On Our Quarterly’s 15th Birthday or on How to Remedy a Market Failure


In the beginning, there was a market failure. European State aid law, European State aid control, European State aid economics, whatever term you prefer, was practised not on stage, but behind curtains. Those that were either materially affected by it, namely beneficiaries of aid, respectively their competitors, or that were intellectually interested in it, as e.g. academics, the judiciary, or, like Wolfgang and myself, those who simply wished to work and act in this area, were not offered any show, any lecture, any performance. So how could they learn about it?

This market failure inspired us at the time to create just this show, to mould up a forum, through which those that were on the two sides of the curtains, meaning those inside, namely the competent services of the EU Commission and the Member States’ authorities on the one side, and those outside, including ourselves, on the other could meet, could discuss and could benefit from one other. The result was the birth of this Quarterly, that this year is able to celebrate its 15th birthday. This was not only the birth of a journal, but also, I may say, of a community.

Over the past fifteen years the ever-changing hues of the chameleon called the notion of aid, now enshrined in a self-standing Commission communication, two major overhauls of the entirety of secondary legislation, and the gradual intrusion of economics into the realm of State aid control have been providing the fuel needed to make this venture last and, indeed so, thrive. Yes, State aid control is still and is likely to remain a niche subject-matter. However, this Quarterly has indeed become a big fish in the small pond of this pillar of EU competition law and economics.

Many of those who have, over the past fifteen years, nurtured this venture have indeed become State aid fetishists. I would not deny counting Caroline, who has been doing what I once used to do, for a number of years already and myself amongst them. Being such a State aid fetishist is however more than an instantaneous conversion, it is a during process whereby the person grows to be more and more anthropologically alien to conformist thinking. The science or, may I say, the art of State aid control is not only the combination of various academic disciplines, it is moreover the understanding of the most powerful and effective tool how to structure public spending to the very best standards. Working in this area entails the unrivalled chance to direct public spending into the best direction possible.

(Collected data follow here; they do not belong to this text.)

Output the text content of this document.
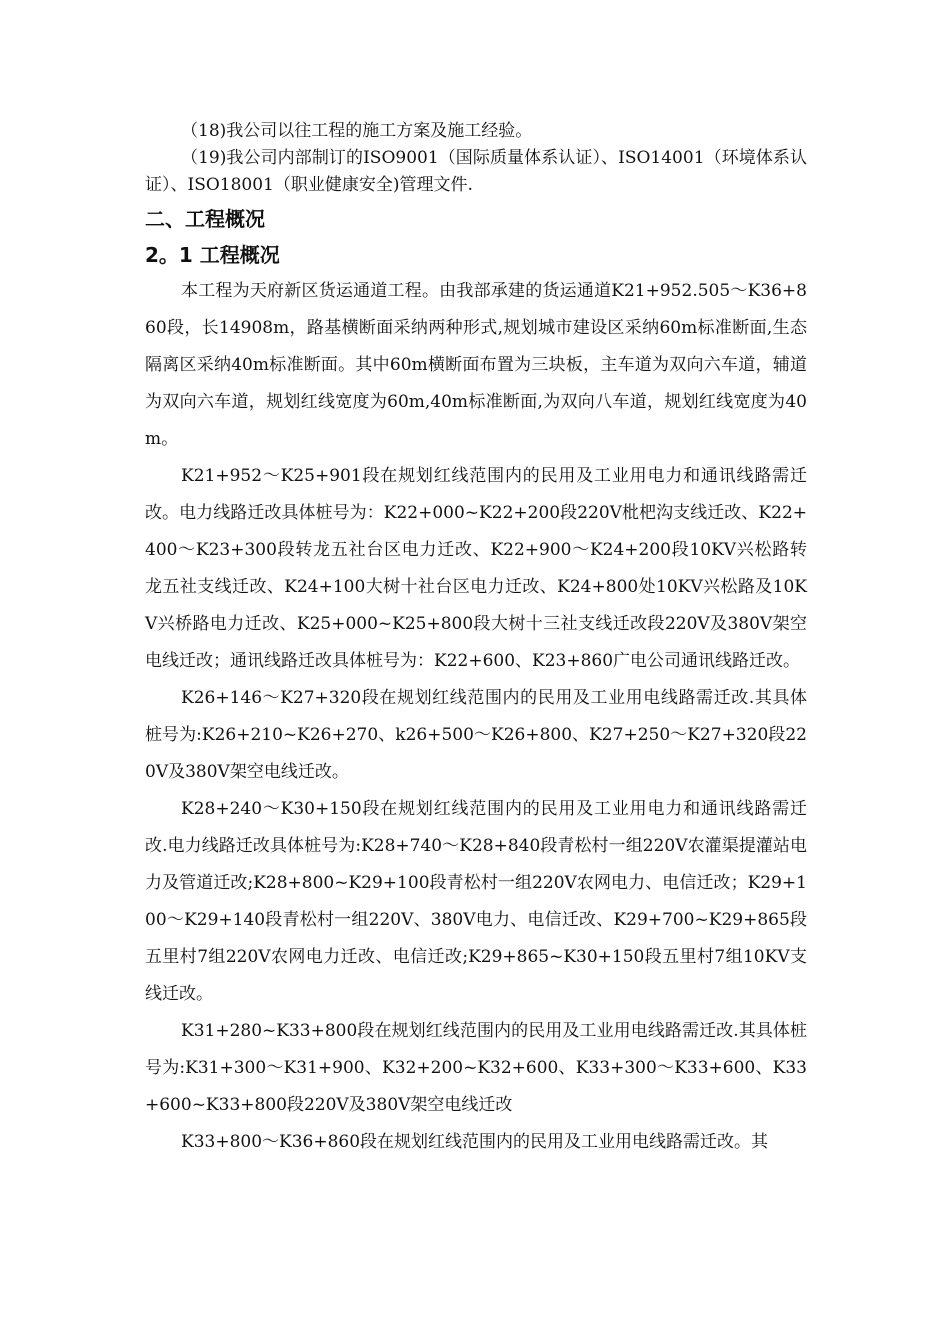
（18)我公司以往工程的施工方案及施工经验。

（19)我公司内部制订的ISO9001（国际质量体系认证）、ISO14001（环境体系认证）、ISO18001（职业健康安全)管理文件.

二、工程概况
2。1 工程概况

本工程为天府新区货运通道工程。由我部承建的货运通道K21+952.505～K36+860段，长14908m，路基横断面采纳两种形式,规划城市建设区采纳60m标准断面,生态隔离区采纳40m标准断面。其中60m横断面布置为三块板，主车道为双向六车道，辅道为双向六车道，规划红线宽度为60m,40m标准断面,为双向八车道，规划红线宽度为40m。

K21+952～K25+901段在规划红线范围内的民用及工业用电力和通讯线路需迁改。电力线路迁改具体桩号为：K22+000~K22+200段220V枇杷沟支线迁改、K22+400～K23+300段转龙五社台区电力迁改、K22+900～K24+200段10KV兴松路转龙五社支线迁改、K24+100大树十社台区电力迁改、K24+800处10KV兴松路及10KV兴桥路电力迁改、K25+000~K25+800段大树十三社支线迁改段220V及380V架空电线迁改；通讯线路迁改具体桩号为：K22+600、K23+860广电公司通讯线路迁改。

K26+146～K27+320段在规划红线范围内的民用及工业用电线路需迁改.其具体桩号为:K26+210~K26+270、k26+500～K26+800、K27+250～K27+320段220V及380V架空电线迁改。

K28+240～K30+150段在规划红线范围内的民用及工业用电力和通讯线路需迁改.电力线路迁改具体桩号为:K28+740～K28+840段青松村一组220V农灌渠提灌站电力及管道迁改;K28+800~K29+100段青松村一组220V农网电力、电信迁改；K29+100～K29+140段青松村一组220V、380V电力、电信迁改、K29+700~K29+865段五里村7组220V农网电力迁改、电信迁改;K29+865~K30+150段五里村7组10KV支线迁改。

K31+280~K33+800段在规划红线范围内的民用及工业用电线路需迁改.其具体桩号为:K31+300～K31+900、K32+200~K32+600、K33+300～K33+600、K33+600~K33+800段220V及380V架空电线迁改

K33+800～K36+860段在规划红线范围内的民用及工业用电线路需迁改。其
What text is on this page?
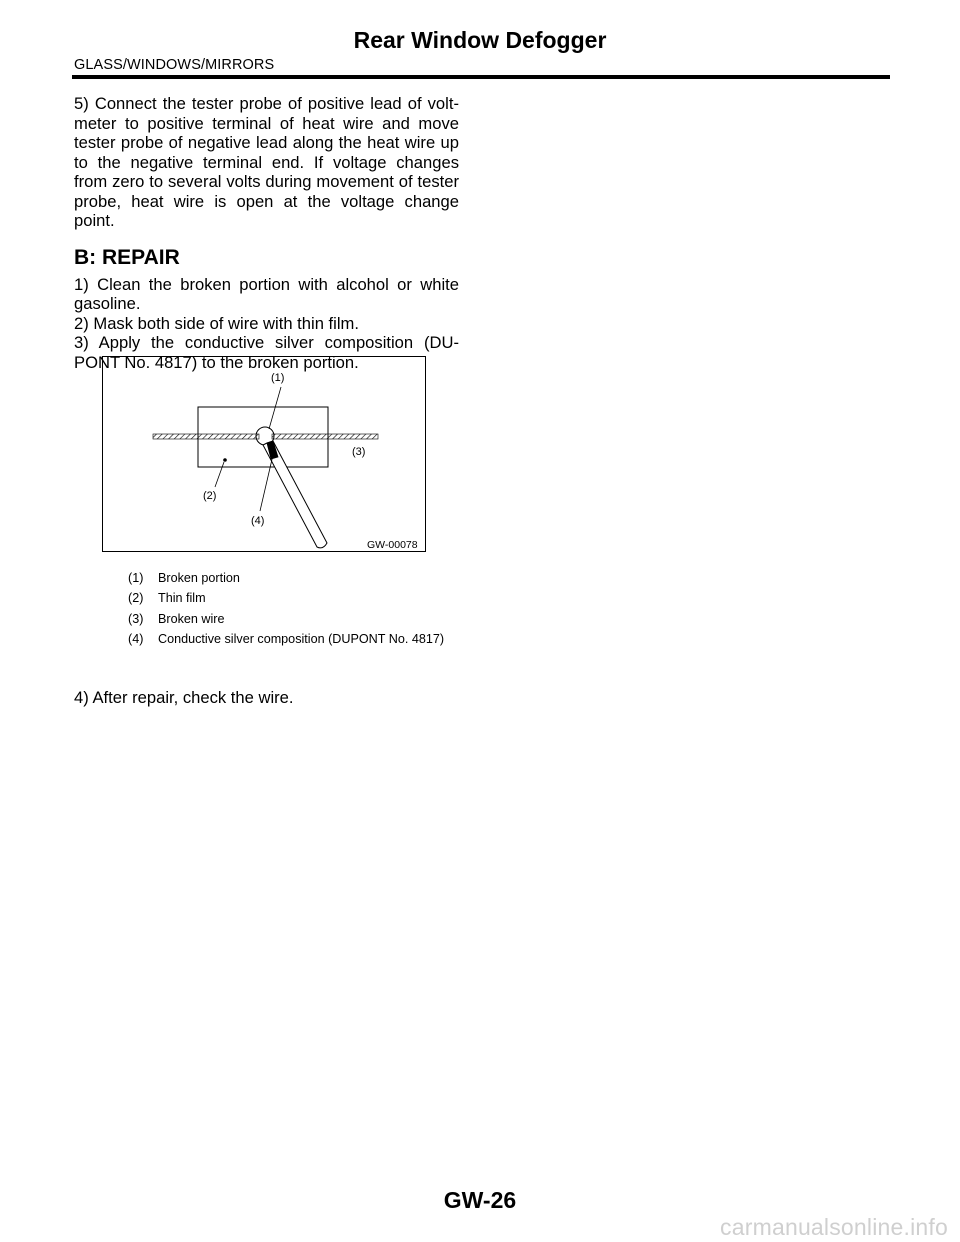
Rear Window Defogger
GLASS/WINDOWS/MIRRORS

5) Connect the tester probe of positive lead of volt-meter to positive terminal of heat wire and move tester probe of negative lead along the heat wire up to the negative terminal end. If voltage changes from zero to several volts during movement of tester probe, heat wire is open at the voltage change point.

B: REPAIR

1) Clean the broken portion with alcohol or white gasoline.

2) Mask both side of wire with thin film.

3) Apply the conductive silver composition (DU-PONT No. 4817) to the broken portion.

(1)
(2)
(3)
(4)
GW-00078
(1) Broken portion
(2) Thin film
(3) Broken wire
(4) Conductive silver composition (DUPONT No. 4817)
4) After repair, check the wire.
GW-26
carmanualsonline.info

What in my view has always distinguished this Quarterly in a special way, were its liberal foundations. Not only did it broaden up the dialogue once reserved to the bi-polar relationship between the EU Commission and the Member States, it has also lacked any sort of form-based orthodoxy or conservatism. The one badge that this Quarterly should always wear is not that of such orthodoxy or conservatism, but of true intellectual understanding. In this my wish would be for this journal being a true machine-gun of such understanding. If this wish were to be fulfilled, the job started back some 15 years ago, to heal the market failure described above will be duly and marvellously completed.